GM is having difficulty making more than 20K of the perfectly conventional Malibus per month (their second Malibu plant has not reached full volume production). Their Volt output may be in the neighborhood of 120K Volts per year. It may even be less.

GM might be first out of the gate with what might turn out to be winning technology but the automobile market does not turn on a dime. It will take a decade for GM to shift production to a largely EV fleet. One of the limits will be available money for investment in new production facilities. Guess who doesn't have that problem?

What makes you think Toyota has "screwed thereself legally?"

What makes you think Toyota will have to "start from ground zer?" Toyota ships 30K cars/month with battery, electric drive and control electronics. I routinely hear people talk about the "complexity" of HSD. Given that they not only have experience with batteries, electric motors and control electronics, I'd think they could master something that's allegedly simpler.
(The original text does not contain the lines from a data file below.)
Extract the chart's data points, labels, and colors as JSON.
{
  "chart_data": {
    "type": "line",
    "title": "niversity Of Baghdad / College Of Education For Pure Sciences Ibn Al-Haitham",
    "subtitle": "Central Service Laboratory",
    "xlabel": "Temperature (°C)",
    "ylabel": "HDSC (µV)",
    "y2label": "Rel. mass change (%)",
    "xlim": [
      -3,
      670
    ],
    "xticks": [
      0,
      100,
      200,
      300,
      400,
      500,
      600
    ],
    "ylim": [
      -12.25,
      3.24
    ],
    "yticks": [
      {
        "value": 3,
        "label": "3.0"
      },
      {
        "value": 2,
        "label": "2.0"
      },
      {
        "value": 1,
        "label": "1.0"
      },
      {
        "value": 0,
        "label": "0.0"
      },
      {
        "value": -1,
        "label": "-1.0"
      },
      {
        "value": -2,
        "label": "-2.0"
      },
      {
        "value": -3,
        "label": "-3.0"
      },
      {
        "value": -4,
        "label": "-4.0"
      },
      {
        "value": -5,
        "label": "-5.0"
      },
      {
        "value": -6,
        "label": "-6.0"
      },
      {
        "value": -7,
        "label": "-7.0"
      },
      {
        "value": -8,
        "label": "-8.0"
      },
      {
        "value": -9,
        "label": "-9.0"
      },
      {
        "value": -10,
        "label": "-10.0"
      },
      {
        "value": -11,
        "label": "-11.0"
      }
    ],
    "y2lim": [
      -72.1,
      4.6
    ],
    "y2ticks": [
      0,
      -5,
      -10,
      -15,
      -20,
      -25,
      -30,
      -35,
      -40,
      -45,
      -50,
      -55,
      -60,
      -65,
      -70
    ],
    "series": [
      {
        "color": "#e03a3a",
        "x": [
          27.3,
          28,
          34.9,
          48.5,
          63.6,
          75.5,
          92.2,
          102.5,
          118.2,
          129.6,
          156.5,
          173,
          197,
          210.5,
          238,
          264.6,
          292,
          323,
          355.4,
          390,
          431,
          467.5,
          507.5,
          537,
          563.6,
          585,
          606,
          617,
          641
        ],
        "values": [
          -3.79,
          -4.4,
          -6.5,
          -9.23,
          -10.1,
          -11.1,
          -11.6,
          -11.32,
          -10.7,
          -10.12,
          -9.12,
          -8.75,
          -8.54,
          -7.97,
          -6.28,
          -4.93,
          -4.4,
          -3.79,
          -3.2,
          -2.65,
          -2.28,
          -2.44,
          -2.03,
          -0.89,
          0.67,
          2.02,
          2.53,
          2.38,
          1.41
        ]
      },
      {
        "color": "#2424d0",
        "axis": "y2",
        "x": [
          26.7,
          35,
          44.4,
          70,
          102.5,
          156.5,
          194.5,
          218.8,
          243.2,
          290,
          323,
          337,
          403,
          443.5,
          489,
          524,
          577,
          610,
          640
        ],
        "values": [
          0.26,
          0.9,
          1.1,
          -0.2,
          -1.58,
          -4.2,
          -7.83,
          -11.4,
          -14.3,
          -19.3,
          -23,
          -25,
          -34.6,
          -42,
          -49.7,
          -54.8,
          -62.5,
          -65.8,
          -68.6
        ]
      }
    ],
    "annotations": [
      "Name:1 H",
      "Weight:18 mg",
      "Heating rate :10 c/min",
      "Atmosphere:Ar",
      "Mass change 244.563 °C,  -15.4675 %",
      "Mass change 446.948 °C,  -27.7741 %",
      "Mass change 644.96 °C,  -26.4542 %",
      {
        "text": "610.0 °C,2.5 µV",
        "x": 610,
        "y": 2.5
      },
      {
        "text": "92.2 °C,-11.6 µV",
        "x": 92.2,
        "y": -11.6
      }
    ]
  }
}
One of the key factors will be price. Even if gas is fairly expensive, a Prius for a third less is going to look extremely attractive at 50mpg.

"I spent 200 a week going to work in my 9 mpg gallon pickup at $3 a gallon, I traded it in on a car that gets 40mpg, but at 6 to 10 bucks a gallon I will still spend 200 a week..." - wilson

You might look your math over. At $10 per gallon and the same distance traveled, your 40mpg car will require only $150/week in fuel. Even at $10/gallon, you'll be saving $50/week with the high-mpg car.